By Chris Prentice
NEW YORK (Reuters) – Bloomberg Finance LP has agreed to pay a $5 million fine to settle charges from the U.S. Securities and Exchange Commission (SEC) over “misleading” disclosures relating to its paid subscription service, the regulator said on Monday.
Bloomberg failed to disclose to customers of its BVAL service that its daily price valuations for fixed-income securities could be based on a single data input from at least 2016 to October 2022, the SEC said in a statement. That practice did not adhere to methodologies the firm had previously disclosed, the agency said.
Bloomberg did not admit or deny the SEC’s charges and a spokesperson for the company declined to comment. In addition to paying the penalty, the firm agreed to cease and desist from future violations.

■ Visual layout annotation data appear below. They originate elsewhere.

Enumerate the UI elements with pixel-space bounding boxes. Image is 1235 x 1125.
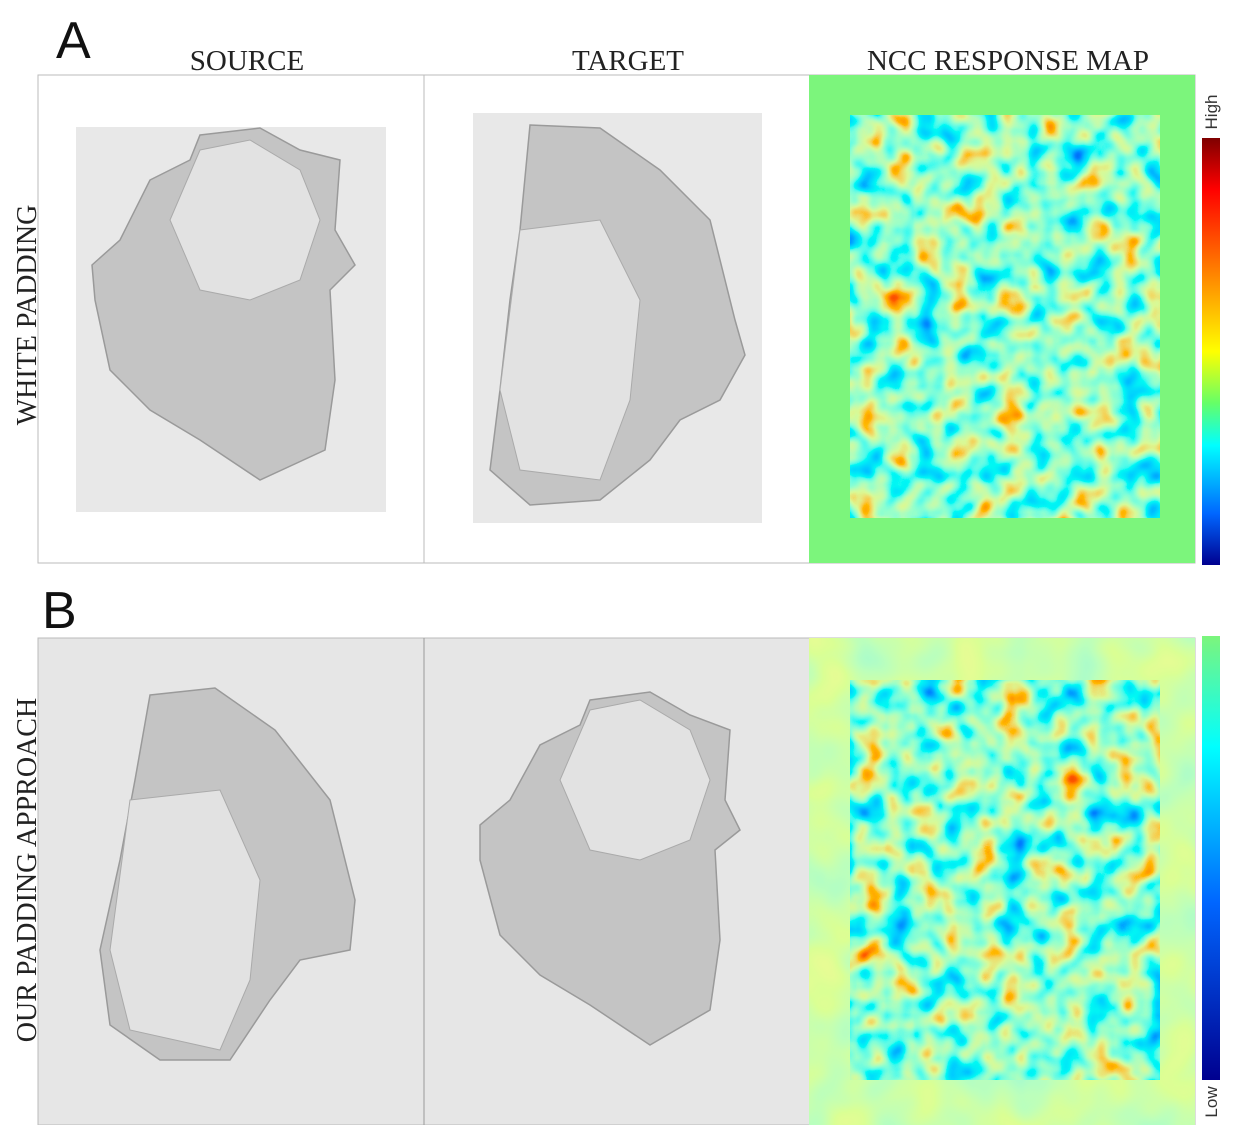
column-header: NCC RESPONSE MAP <box>867 45 1149 77</box>
row-b: Low <box>38 636 1221 1125</box>
colorbar-label: High <box>1202 95 1221 130</box>
panel-label: A <box>56 12 91 70</box>
column-header: SOURCE <box>190 45 304 77</box>
ncc-map <box>850 115 1160 518</box>
row-a: High <box>38 75 1221 565</box>
column-header: TARGET <box>572 45 684 77</box>
colorbar <box>1202 138 1220 565</box>
colorbar-label: Low <box>1202 1086 1221 1118</box>
panel-label: B <box>42 582 77 640</box>
colorbar <box>1202 636 1220 1080</box>
figure: A B SOURCE TARGET NCC RESPONSE MAP WHITE… <box>0 0 1235 1125</box>
ncc-map <box>850 680 1160 1080</box>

Mutual funds and other customers use BVAL prices to set the value of their investments in corporate and municipal bonds and securitized products, according to the SEC. While it found no evidence Bloomberg listed any erroneous prices, the agency said there were instances when its valuations were not derived in accordance with its stated methodologies.
For a “very small fraction of total reported valuations”, Bloomberg determined prices of certain fixed income securities based on “uncorroborated single broker quotes”, the SEC’s order said.
The SEC “will hold service providers, such as Bloomberg, accountable for misrepresentations that impact investors,” said Osman Nawaz, chief of the SEC enforcement division’s complex financial products unit.